Computational and Systems Biology, Genome Institute of Singapore, 60 Biopolis Street, Singapore 138672, Singapore.
BMC Genomics. 2014 Mar 19;15:208. doi: 10.1186/1471-2164-15-208.
Cooperative binding of transcription factor (TF) dimers to DNA is increasingly recognized as a major contributor to binding specificity. However, it is likely that the set of known TF dimers is highly incomplete, given that they were discovered using ad hoc approaches, or through computational analyses of limited datasets.
Here, we present TACO (Transcription factor Association from Complex Overrepresentation), a general-purpose standalone software tool that takes as input any genome-wide set of regulatory elements and predicts cell-type-specific TF dimers based on enrichment of motif complexes. TACO is the first tool that can accommodate motif complexes composed of overlapping motifs, a characteristic feature of many known TF dimers. Our method comprehensively outperforms existing tools when benchmarked on a reference set of 29 known dimers. We demonstrate the utility and consistency of TACO by applying it to 152 DNase-seq datasets and 94 ChIP-seq datasets.

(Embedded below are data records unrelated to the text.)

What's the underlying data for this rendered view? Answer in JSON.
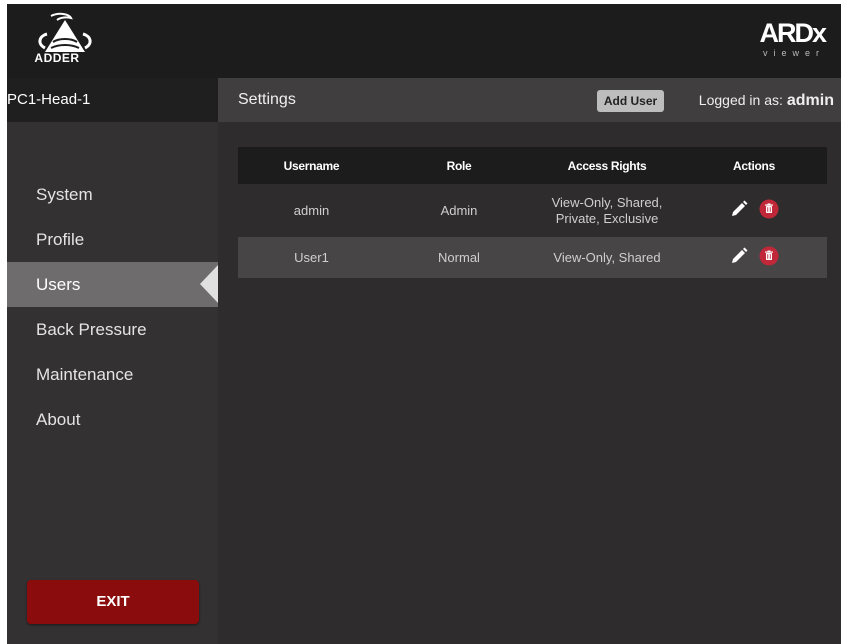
{
  "brand": {
    "adder_logo_text": "ADDER",
    "ardx_logo_text": "ARDx",
    "ardx_subtitle": "viewer"
  },
  "sidebar": {
    "device_name": "PC1-Head-1",
    "items": [
      {
        "label": "System",
        "active": false
      },
      {
        "label": "Profile",
        "active": false
      },
      {
        "label": "Users",
        "active": true
      },
      {
        "label": "Back Pressure",
        "active": false
      },
      {
        "label": "Maintenance",
        "active": false
      },
      {
        "label": "About",
        "active": false
      }
    ],
    "exit_label": "EXIT"
  },
  "header": {
    "title": "Settings",
    "add_user_label": "Add User",
    "logged_in_prefix": "Logged in as:",
    "logged_in_user": "admin"
  },
  "table": {
    "columns": [
      "Username",
      "Role",
      "Access Rights",
      "Actions"
    ],
    "rows": [
      {
        "username": "admin",
        "role": "Admin",
        "access_line1": "View-Only, Shared,",
        "access_line2": "Private, Exclusive"
      },
      {
        "username": "User1",
        "role": "Normal",
        "access_line1": "View-Only, Shared",
        "access_line2": ""
      }
    ]
  },
  "icons": {
    "edit": "pencil-icon",
    "delete": "trash-icon"
  },
  "colors": {
    "exit_button": "#8b0c0c",
    "delete_icon": "#c0283a",
    "active_nav": "#6e6c6d"
  }
}
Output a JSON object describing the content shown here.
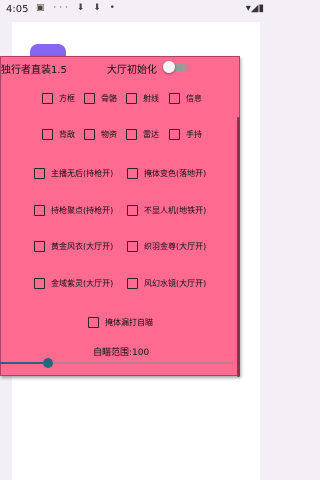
{
  "statusbar": {
    "time": "4:05",
    "icons_left": "▣ ··· ⬇ ⬇ •",
    "icons_right": "▾◢▮"
  },
  "panel": {
    "title": "独行者直装1.5",
    "lobby_init_label": "大厅初始化",
    "lobby_init_on": false,
    "row1": [
      "方框",
      "骨骼",
      "射线",
      "信息"
    ],
    "row2": [
      "背敌",
      "物资",
      "雷达",
      "手持"
    ],
    "options": [
      "主播无后(持枪开)",
      "掩体变色(落地开)",
      "持枪聚点(持枪开)",
      "不显人机(地铁开)",
      "黄金风衣(大厅开)",
      "织羽金尊(大厅开)",
      "金域紫灵(大厅开)",
      "风幻水镜(大厅开)"
    ],
    "cover_aim": "掩体漏打自瞄",
    "aim_range_label": "自瞄范围:100",
    "aim_range_value": 100
  },
  "colors": {
    "panel_bg": "#ff6a91",
    "accent_tab": "#8666f0",
    "slider": "#1b6b7d"
  }
}
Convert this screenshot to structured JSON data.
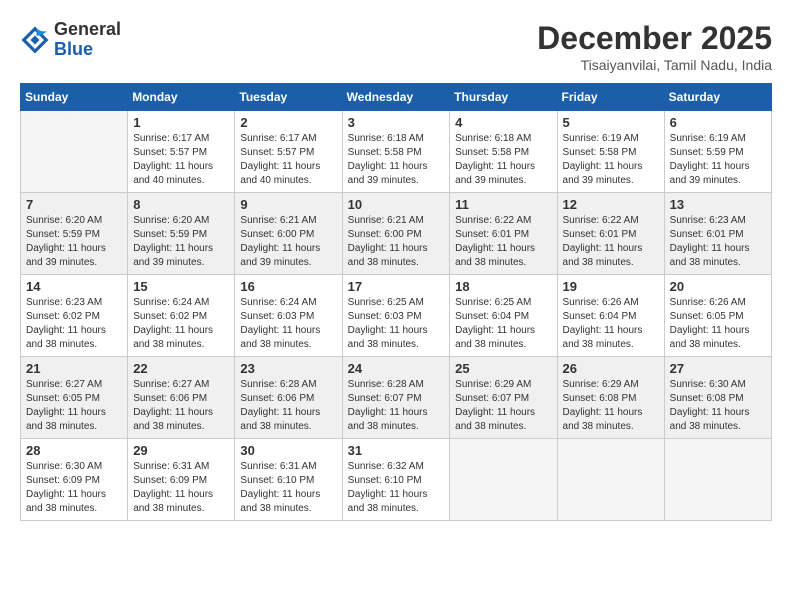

Based on these results, we uncover a general principle governing the structure of TF-TF-DNA ternary complexes, namely that the flexibility of the complex is correlated with, and most likely a consequence of, inter-motif spacing.
转录因子 (TF) 二聚体与 DNA 的协同结合作用越来越被认为是结合特异性的主要贡献因素。然而,鉴于它们是通过特定的方法或通过对有限数据集的计算分析发现的,因此已知的 TF 二聚体的集合很可能是高度不完全的。
在这里,我们提出了 TACO(转录因子复合物的关联),这是一个通用的独立软件工具,它可以接受任何全基因组的调控元件集作为输入,并基于基序复合物的富集来预测特定细胞类型的 TF 二聚体。TACO 是第一个可以容纳由重叠基序组成的基序复合物的工具,这是许多已知的 TF 二聚体的一个特征。当在 29 个已知二聚体的参考集上进行基准测试时,我们的方法在全面性能上优于现有工具。我们通过将其应用于 152 个 DNase-seq 数据集和 94 个 ChIP-seq 数据集,展示了 TACO 的实用性和一致性。
基于这些结果,我们揭示了一个普遍的原则,即 TF-TF-DNA 三元复合物的结构,即复合物的灵活性与基序之间的间隔有关,而且很可能是其结果。